Voraussichtlich werden jetzt sorgende Eltern echauffiert erwidern, dass sie das Kind nur vor Selbst- oder Fremdgefährdung durch verstörende Inhalte, Mobbing oder pädophilen Angriffen schützen wollen. Wie dies denn sonst geschehen soll und ob die Kindeswohlgefährdung sonst alternativlos sei.
All diesen besorgten Eltern(-teilen) sei gesagt, dass sie eher auf konkrete Anhaltspunkte bei ihren Kindern achten mögen. Auf Verhaltensauffälligkeiten in Form von sozialem Rückzug, Niedergeschlagenheit, Appetitlosigkeit und Schlafstörung oder psychische Labilität.

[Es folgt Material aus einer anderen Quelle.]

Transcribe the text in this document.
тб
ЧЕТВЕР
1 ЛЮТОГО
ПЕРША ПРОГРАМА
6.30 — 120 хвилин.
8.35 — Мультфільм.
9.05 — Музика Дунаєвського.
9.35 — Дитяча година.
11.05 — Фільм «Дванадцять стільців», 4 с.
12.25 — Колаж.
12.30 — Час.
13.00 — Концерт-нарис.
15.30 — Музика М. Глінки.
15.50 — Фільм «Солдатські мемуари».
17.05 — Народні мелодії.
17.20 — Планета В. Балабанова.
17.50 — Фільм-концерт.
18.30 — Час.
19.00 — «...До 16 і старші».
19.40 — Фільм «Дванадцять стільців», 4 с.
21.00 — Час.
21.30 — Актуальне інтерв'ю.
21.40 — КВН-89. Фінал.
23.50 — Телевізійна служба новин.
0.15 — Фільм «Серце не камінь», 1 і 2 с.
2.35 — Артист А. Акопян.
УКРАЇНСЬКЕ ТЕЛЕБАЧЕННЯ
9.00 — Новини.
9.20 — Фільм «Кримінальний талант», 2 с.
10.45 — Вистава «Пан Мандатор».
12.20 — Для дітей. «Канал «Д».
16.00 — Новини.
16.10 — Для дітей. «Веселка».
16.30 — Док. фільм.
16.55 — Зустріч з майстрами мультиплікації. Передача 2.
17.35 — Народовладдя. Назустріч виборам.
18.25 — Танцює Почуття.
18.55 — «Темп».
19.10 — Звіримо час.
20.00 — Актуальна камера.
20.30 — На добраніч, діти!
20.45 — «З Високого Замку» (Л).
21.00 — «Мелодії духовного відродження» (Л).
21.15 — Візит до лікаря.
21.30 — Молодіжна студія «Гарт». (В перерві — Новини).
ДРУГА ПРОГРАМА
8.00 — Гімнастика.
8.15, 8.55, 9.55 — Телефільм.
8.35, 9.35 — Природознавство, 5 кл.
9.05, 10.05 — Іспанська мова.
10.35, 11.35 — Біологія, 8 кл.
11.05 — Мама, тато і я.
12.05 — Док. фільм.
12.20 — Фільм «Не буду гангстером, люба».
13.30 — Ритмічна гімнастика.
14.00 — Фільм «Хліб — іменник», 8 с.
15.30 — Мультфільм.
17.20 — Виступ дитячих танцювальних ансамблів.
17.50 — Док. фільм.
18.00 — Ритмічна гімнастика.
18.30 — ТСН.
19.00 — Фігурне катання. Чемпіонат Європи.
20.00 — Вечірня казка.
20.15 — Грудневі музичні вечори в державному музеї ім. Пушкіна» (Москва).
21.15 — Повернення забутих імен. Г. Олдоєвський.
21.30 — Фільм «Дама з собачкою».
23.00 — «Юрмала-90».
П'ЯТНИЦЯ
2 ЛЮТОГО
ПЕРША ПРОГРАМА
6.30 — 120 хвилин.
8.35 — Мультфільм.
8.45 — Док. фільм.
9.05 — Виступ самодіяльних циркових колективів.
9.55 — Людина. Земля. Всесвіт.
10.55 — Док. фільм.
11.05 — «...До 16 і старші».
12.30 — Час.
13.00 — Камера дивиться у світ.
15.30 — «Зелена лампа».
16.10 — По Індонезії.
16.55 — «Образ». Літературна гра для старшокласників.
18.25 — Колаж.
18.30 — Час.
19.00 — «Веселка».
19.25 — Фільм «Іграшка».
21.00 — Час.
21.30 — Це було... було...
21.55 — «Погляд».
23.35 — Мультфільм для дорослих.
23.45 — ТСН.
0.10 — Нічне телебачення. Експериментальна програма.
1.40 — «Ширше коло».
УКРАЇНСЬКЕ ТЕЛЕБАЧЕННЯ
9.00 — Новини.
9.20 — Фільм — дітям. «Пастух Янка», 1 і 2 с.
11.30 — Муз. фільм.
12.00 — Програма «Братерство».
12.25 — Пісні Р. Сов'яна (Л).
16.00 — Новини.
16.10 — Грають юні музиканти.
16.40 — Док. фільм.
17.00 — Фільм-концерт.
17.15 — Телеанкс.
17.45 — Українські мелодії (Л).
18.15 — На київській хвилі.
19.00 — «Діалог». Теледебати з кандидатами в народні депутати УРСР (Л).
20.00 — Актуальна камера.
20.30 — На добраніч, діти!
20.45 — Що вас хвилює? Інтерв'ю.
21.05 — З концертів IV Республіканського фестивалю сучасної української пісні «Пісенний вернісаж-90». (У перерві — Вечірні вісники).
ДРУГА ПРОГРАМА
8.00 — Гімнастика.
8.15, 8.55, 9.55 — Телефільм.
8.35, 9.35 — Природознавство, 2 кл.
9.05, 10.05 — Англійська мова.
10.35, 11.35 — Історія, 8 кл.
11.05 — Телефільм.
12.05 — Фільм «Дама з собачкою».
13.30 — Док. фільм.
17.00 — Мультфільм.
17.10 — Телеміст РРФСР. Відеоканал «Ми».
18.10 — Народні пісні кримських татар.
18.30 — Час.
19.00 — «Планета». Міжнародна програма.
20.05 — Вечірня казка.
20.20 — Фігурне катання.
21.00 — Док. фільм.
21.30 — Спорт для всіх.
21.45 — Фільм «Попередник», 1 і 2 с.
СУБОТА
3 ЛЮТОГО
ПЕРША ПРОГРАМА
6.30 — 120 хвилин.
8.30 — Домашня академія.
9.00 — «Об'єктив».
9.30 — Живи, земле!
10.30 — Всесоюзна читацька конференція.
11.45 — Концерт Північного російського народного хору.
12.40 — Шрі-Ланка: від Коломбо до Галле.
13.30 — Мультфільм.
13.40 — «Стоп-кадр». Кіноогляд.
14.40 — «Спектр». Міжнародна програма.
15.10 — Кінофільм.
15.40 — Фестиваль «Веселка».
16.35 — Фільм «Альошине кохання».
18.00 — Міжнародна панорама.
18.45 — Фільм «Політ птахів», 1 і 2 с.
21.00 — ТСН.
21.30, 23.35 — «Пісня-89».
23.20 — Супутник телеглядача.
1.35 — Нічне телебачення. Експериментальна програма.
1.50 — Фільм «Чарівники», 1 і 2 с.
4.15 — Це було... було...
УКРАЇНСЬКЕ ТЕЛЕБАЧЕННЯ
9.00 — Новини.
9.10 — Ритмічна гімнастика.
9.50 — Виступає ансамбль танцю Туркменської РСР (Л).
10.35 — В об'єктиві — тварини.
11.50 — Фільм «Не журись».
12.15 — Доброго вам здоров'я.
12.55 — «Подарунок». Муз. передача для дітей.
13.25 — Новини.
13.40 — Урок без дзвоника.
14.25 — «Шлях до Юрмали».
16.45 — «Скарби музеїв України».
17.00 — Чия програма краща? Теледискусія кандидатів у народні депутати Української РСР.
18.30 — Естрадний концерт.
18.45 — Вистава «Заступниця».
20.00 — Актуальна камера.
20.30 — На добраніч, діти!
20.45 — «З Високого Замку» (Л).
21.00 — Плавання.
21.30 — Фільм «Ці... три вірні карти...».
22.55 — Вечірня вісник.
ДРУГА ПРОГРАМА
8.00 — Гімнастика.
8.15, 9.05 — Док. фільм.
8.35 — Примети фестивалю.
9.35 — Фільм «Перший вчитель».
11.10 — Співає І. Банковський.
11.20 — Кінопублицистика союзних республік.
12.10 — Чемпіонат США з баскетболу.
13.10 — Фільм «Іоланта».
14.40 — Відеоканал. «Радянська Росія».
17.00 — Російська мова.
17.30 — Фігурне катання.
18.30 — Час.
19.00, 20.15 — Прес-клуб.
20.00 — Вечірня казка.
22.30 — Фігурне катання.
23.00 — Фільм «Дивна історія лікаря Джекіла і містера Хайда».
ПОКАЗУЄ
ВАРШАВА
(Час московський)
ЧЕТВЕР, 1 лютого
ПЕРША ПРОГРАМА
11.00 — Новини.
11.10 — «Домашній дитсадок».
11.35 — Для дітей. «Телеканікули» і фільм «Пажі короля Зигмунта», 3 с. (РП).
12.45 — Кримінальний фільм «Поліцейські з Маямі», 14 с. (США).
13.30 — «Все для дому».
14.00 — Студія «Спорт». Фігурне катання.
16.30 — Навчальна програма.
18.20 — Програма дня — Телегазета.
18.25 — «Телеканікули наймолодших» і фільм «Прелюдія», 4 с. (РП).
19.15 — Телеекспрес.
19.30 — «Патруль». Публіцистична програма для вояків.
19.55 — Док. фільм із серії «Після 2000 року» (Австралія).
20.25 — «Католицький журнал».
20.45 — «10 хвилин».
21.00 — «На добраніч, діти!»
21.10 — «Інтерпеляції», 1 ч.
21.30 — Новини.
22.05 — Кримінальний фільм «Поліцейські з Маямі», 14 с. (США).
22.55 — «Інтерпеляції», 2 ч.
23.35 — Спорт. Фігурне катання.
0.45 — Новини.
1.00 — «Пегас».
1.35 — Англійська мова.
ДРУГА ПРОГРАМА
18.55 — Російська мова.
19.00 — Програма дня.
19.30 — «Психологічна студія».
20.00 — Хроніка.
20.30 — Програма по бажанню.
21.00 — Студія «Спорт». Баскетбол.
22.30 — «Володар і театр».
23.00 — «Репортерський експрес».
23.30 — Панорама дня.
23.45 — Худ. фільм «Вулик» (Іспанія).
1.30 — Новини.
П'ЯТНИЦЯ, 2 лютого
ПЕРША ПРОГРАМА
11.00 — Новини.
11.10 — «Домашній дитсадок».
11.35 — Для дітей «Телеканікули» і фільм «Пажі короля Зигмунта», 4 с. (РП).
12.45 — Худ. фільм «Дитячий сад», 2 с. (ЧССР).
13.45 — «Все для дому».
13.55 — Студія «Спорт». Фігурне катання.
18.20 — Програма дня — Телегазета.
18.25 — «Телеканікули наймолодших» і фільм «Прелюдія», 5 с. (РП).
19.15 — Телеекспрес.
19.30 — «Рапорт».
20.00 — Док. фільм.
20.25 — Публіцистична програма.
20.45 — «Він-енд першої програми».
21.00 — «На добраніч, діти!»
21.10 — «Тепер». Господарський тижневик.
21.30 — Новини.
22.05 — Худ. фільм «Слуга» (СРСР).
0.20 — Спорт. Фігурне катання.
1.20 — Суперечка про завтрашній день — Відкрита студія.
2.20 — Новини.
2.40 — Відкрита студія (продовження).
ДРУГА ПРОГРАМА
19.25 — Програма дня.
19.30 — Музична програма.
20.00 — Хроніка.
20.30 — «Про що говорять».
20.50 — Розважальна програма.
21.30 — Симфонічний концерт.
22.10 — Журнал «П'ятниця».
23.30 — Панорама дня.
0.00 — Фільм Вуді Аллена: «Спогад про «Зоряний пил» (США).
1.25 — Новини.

Dass Eltern auf all diese Umstände wegen der Beschränkung des Kontrollrechts möglicherweise erst zu einem Zeitpunkt aufmerksam werden, da bereits seine Schädigung eingetreten ist, mag in der Tat Anlass zur Sorge geben, rechtfertigt aber nicht die Zubilligung einer voraussetzungslosen und anlasslosen Kontrolle der digitalen Aktivitäten ihrer Kinder.
Es gilt auch hier der Satz:
„Was du nicht willst, dass man dir tu', das füg auch keinem andern zu."